Furthermore, as I’ve mentioned above, the European Arrest Warrant specifically provides for individuals suspected of committing criminal offences to be arrested and extradited swiftly back to the country issuing the warrant.
9. If we stay in the EU, there is going to be a European army
I’ve seen this argument feature quite prominently in recent weeks. The position on this is simple: it cannot happen without the UK’s consent. [v] Article 42 of the Treaty on European Union states as follows:
“The common security and defence policy shall include the progressive framing of a common Union defence policy. This will lead to a common defence, when the European Council, acting unanimously, so decides. It shall in that case recommend to the Member States the adoption of such a decision in accordance with their respective constitutional requirements.“
The European Council is made up of the Heads of State/Government of all EU Member States. Therefore, any attempt to create an EU army (which, incidentally, I very much doubt would happen because many Member States are not in favour) could not take place without the UK, and all other Member States, consenting.
Furthermore, the European Union Act 2011 (a provision of UK law) provides that a referendum would have to be called if the UK were to hand further defence powers to the EU, so it is likely that we would be asked to vote on whether we want this to happen.
It is worth noting that the powers mentioned above have been used for EU Member States to conduct joint military operations (this is where various armies work together), but this is because the EU Member States have consented to this. Member States can choose to work together in military areas if they so wish, but any such initiatives are entirely optional, and the UK cannot be forced to join.
10. EU membership makes the UK more vulnerable to a terrorist attack
To be honest, I’m surprised I’m even having to respond to this one. I am amazed that the Leave campaign have sought to make the link between EU Membership and terrorism. It’s simply not true. As I’ve mentioned above, the UK benefits from a number of intelligence-sharing and other security arrangements which help it to be more secure. Moreover, the fundamental point is this: whether or not the UK is likely to be the subject of a terrorist attack does not depend on whether we leave or remain in the EU. Terrorists are not going to be influenced by whether or not we are a member of the EU.

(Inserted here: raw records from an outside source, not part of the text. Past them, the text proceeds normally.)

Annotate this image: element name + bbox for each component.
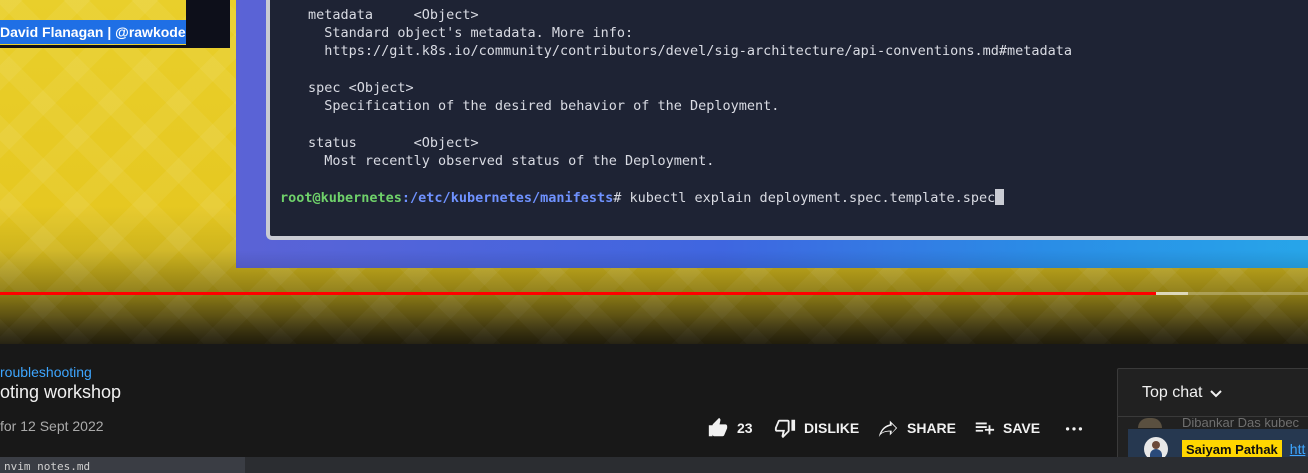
- share-icon: [878, 420, 898, 438]
- terminal-line: https://git.k8s.io/community/contributor…: [308, 43, 1073, 59]
- terminal-line: metadata <Object>: [308, 7, 479, 23]
- share-button[interactable]: SHARE: [877, 416, 956, 440]
- terminal-prompt: root@kubernetes:/etc/kubernetes/manifest…: [280, 189, 1005, 207]
- chevron-down-icon: [1210, 389, 1223, 397]
- avatar: [1138, 418, 1162, 428]
- terminal-line: status <Object>: [308, 135, 479, 151]
- terminal-window: metadata <Object> Standard object's meta…: [266, 0, 1308, 240]
- chat-message-text: Dibankar Das kubec: [1182, 418, 1300, 428]
- thumbs-down-icon: [774, 419, 796, 439]
- terminal-tab[interactable]: nvim notes.md: [0, 457, 245, 473]
- chat-mode-label: Top chat: [1142, 383, 1203, 401]
- chat-mode-selector[interactable]: Top chat: [1118, 369, 1308, 417]
- prompt-path: :/etc/kubernetes/manifests: [401, 190, 614, 206]
- video-date: for 12 Sept 2022: [0, 418, 104, 434]
- terminal-line: Standard object's metadata. More info:: [308, 25, 634, 41]
- save-label: SAVE: [1003, 420, 1041, 436]
- terminal-command: kubectl explain deployment.spec.template…: [621, 190, 996, 206]
- terminal-cursor: [995, 189, 1005, 205]
- dislike-button[interactable]: DISLIKE: [774, 416, 859, 440]
- video-title: oting workshop: [0, 382, 122, 402]
- chat-link[interactable]: htt: [1290, 441, 1306, 457]
- terminal-line: spec <Object>: [308, 80, 414, 96]
- more-actions-button[interactable]: [1063, 416, 1085, 440]
- chat-message: Dibankar Das kubec: [1138, 418, 1299, 428]
- webcam-frame: [186, 0, 230, 48]
- progress-buffered: [1156, 292, 1188, 295]
- dislike-label: DISLIKE: [804, 420, 860, 436]
- save-button[interactable]: SAVE: [973, 416, 1040, 440]
- thumbs-up-icon: [708, 417, 728, 437]
- terminal-line: Most recently observed status of the Dep…: [308, 153, 715, 169]
- prompt-user: root@kubernetes: [280, 190, 402, 206]
- playlist-add-icon: [975, 422, 995, 435]
- video-hashtag[interactable]: roubleshooting: [0, 364, 92, 380]
- like-button[interactable]: 23: [707, 416, 753, 440]
- terminal-line: Specification of the desired behavior of…: [308, 98, 780, 114]
- share-label: SHARE: [907, 420, 957, 436]
- video-controls-gradient: [0, 250, 1308, 344]
- speaker-name-tag: David Flanagan | @rawkode: [0, 20, 186, 44]
- like-count: 23: [737, 420, 753, 436]
- progress-played: [0, 292, 1156, 295]
- more-horizontal-icon: [1065, 427, 1083, 431]
- chat-author-badge: Saiyam Pathak: [1182, 439, 1282, 459]
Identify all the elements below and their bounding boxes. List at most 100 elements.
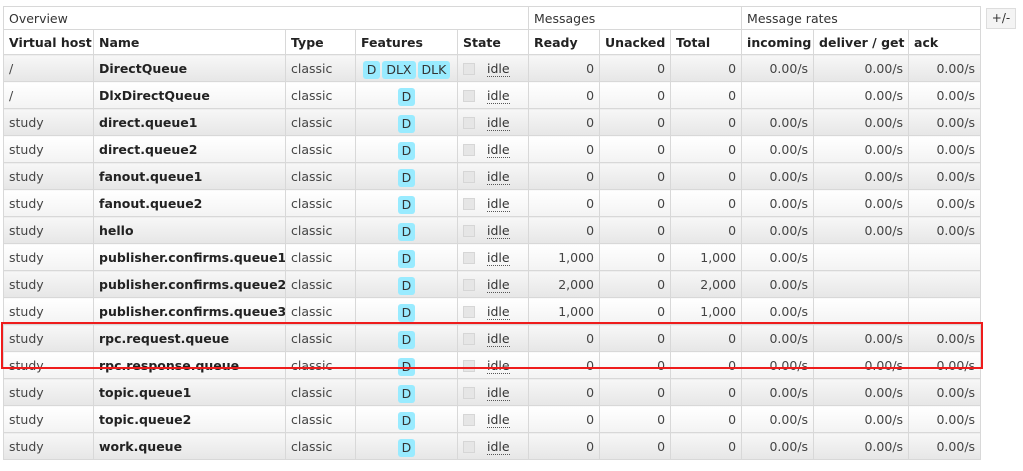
state-cell: idle bbox=[456, 378, 530, 406]
unacked-cell: 0 bbox=[599, 432, 672, 460]
column-header-ack[interactable]: ack bbox=[908, 29, 982, 55]
deliver-get-rate-cell: 0.00/s bbox=[813, 405, 910, 433]
total-cell: 0 bbox=[670, 378, 743, 406]
state-indicator-icon bbox=[463, 333, 475, 345]
feature-tag-d: D bbox=[397, 88, 416, 106]
ack-rate-cell: 0.00/s bbox=[908, 81, 982, 109]
queue-name-link[interactable]: DlxDirectQueue bbox=[93, 81, 286, 109]
total-cell: 1,000 bbox=[670, 297, 743, 325]
ready-cell: 0 bbox=[528, 189, 601, 217]
type-cell: classic bbox=[285, 189, 356, 217]
column-header-vhost[interactable]: Virtual host bbox=[3, 29, 94, 55]
vhost-cell: / bbox=[3, 81, 94, 109]
column-header-unacked[interactable]: Unacked bbox=[599, 29, 672, 55]
state-label: idle bbox=[487, 411, 510, 428]
state-indicator-icon bbox=[463, 441, 475, 453]
table-row: study rpc.response.queue classic Didle 0 0 0 0.… bbox=[3, 351, 982, 379]
state-indicator-icon bbox=[463, 63, 475, 75]
table-row: study publisher.confirms.queue1 classic Did… bbox=[3, 243, 982, 271]
state-cell: idle bbox=[456, 297, 530, 325]
queue-name-link[interactable]: DirectQueue bbox=[93, 54, 286, 82]
table-row: study topic.queue2 classic Didle 0 0 0 0.00/s 0.… bbox=[3, 405, 982, 433]
feature-tag-dlx: DLX bbox=[382, 61, 416, 79]
features-cell: D DLX DLK bbox=[355, 54, 458, 82]
unacked-cell: 0 bbox=[599, 243, 672, 271]
column-header-name[interactable]: Name bbox=[93, 29, 286, 55]
column-header-deliver-get[interactable]: deliver / get bbox=[813, 29, 910, 55]
feature-tag-d: D bbox=[397, 277, 416, 295]
ready-cell: 0 bbox=[528, 432, 601, 460]
ready-cell: 0 bbox=[528, 162, 601, 190]
ready-cell: 0 bbox=[528, 108, 601, 136]
queue-name-link[interactable]: topic.queue2 bbox=[93, 405, 286, 433]
state-label: idle bbox=[487, 303, 510, 320]
column-header-total[interactable]: Total bbox=[670, 29, 743, 55]
state-cell: idle bbox=[456, 432, 530, 460]
columns-toggle-button[interactable]: +/- bbox=[986, 8, 1016, 29]
incoming-rate-cell: 0.00/s bbox=[741, 108, 815, 136]
group-header-message-rates: Message rates bbox=[741, 6, 982, 30]
unacked-cell: 0 bbox=[599, 405, 672, 433]
ready-cell: 1,000 bbox=[528, 243, 601, 271]
queue-name-link[interactable]: fanout.queue2 bbox=[93, 189, 286, 217]
header-columns-row: Virtual host Name Type Features State Re… bbox=[3, 29, 982, 55]
table-row: study fanout.queue1 classic Didle 0 0 0 0.00/s 0… bbox=[3, 162, 982, 190]
features-cell: D bbox=[355, 216, 458, 244]
deliver-get-rate-cell: 0.00/s bbox=[813, 108, 910, 136]
queue-name-link[interactable]: work.queue bbox=[93, 432, 286, 460]
queue-name-link[interactable]: direct.queue2 bbox=[93, 135, 286, 163]
state-label: idle bbox=[487, 276, 510, 293]
state-cell: idle bbox=[456, 189, 530, 217]
queue-name-link[interactable]: rpc.response.queue bbox=[93, 351, 286, 379]
queue-name-link[interactable]: fanout.queue1 bbox=[93, 162, 286, 190]
state-cell: idle bbox=[456, 351, 530, 379]
table-row: study rpc.request.queue classic Didle 0 0 0 0.0… bbox=[3, 324, 982, 352]
state-indicator-icon bbox=[463, 117, 475, 129]
state-indicator-icon bbox=[463, 225, 475, 237]
state-indicator-icon bbox=[463, 144, 475, 156]
feature-tag-d: D bbox=[397, 196, 416, 214]
queue-name-link[interactable]: direct.queue1 bbox=[93, 108, 286, 136]
incoming-rate-cell: 0.00/s bbox=[741, 378, 815, 406]
ready-cell: 0 bbox=[528, 324, 601, 352]
ready-cell: 0 bbox=[528, 378, 601, 406]
ready-cell: 0 bbox=[528, 405, 601, 433]
queue-name-link[interactable]: rpc.request.queue bbox=[93, 324, 286, 352]
column-header-incoming[interactable]: incoming bbox=[741, 29, 815, 55]
deliver-get-rate-cell: 0.00/s bbox=[813, 351, 910, 379]
vhost-cell: study bbox=[3, 135, 94, 163]
deliver-get-rate-cell: 0.00/s bbox=[813, 135, 910, 163]
column-header-ready[interactable]: Ready bbox=[528, 29, 601, 55]
column-header-state[interactable]: State bbox=[456, 29, 530, 55]
table-row: study direct.queue2 classic Didle 0 0 0 0.00/s 0… bbox=[3, 135, 982, 163]
total-cell: 0 bbox=[670, 432, 743, 460]
table-row: study hello classic Didle 0 0 0 0.00/s 0.00/s 0.0… bbox=[3, 216, 982, 244]
type-cell: classic bbox=[285, 54, 356, 82]
ack-rate-cell: 0.00/s bbox=[908, 324, 982, 352]
ack-rate-cell: 0.00/s bbox=[908, 351, 982, 379]
state-cell: idle bbox=[456, 81, 530, 109]
table-row: study publisher.confirms.queue3 classic Did… bbox=[3, 297, 982, 325]
features-cell: D bbox=[355, 189, 458, 217]
state-cell: idle bbox=[456, 162, 530, 190]
column-header-type[interactable]: Type bbox=[285, 29, 356, 55]
vhost-cell: study bbox=[3, 351, 94, 379]
group-header-overview: Overview bbox=[2, 6, 530, 30]
state-indicator-icon bbox=[463, 306, 475, 318]
vhost-cell: study bbox=[3, 243, 94, 271]
incoming-rate-cell: 0.00/s bbox=[741, 297, 815, 325]
queue-name-link[interactable]: publisher.confirms.queue1 bbox=[93, 243, 286, 271]
state-label: idle bbox=[487, 60, 510, 77]
unacked-cell: 0 bbox=[599, 378, 672, 406]
vhost-cell: study bbox=[3, 189, 94, 217]
state-cell: idle bbox=[456, 243, 530, 271]
queue-name-link[interactable]: publisher.confirms.queue3 bbox=[93, 297, 286, 325]
state-indicator-icon bbox=[463, 171, 475, 183]
state-cell: idle bbox=[456, 108, 530, 136]
queue-name-link[interactable]: hello bbox=[93, 216, 286, 244]
type-cell: classic bbox=[285, 108, 356, 136]
queue-name-link[interactable]: topic.queue1 bbox=[93, 378, 286, 406]
queue-name-link[interactable]: publisher.confirms.queue2 bbox=[93, 270, 286, 298]
table-row: / DlxDirectQueue classic Didle 0 0 0 0.00/s 0.00… bbox=[3, 81, 982, 109]
ready-cell: 0 bbox=[528, 54, 601, 82]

Overall, these are the reasons I will be voting to remain on 23rd June, and I really hope you will too. However, whichever way you vote, all I ask is that you take the time to find out as many facts as you can before you make your decision. This is probably the biggest decision we’ll be asked to make in most of our lifetimes. Whichever way we vote will have an important impact on our future, so it is important to know exactly why you are voting one way or another.
I have one final request (or maybe it is actually a few requests) – recent polls have indicated that people are most likely to listen to friends and family about this referendum, so do take the time to explain which way you are voting and why. Equally, if you’ve found any of my posts helpful, and I really hope they have been useful, please do share them (and I would also love to hear from you to know whether they have helped).
All that remains to be said is thanks so much for reading this (and indeed any of the posts on the blog). I started this as a means to explain how the EU works and detail my reasons for wanting to remain in the EU, and I have been really overwhelmed with the response, so thank you for that. I hope it’s been useful.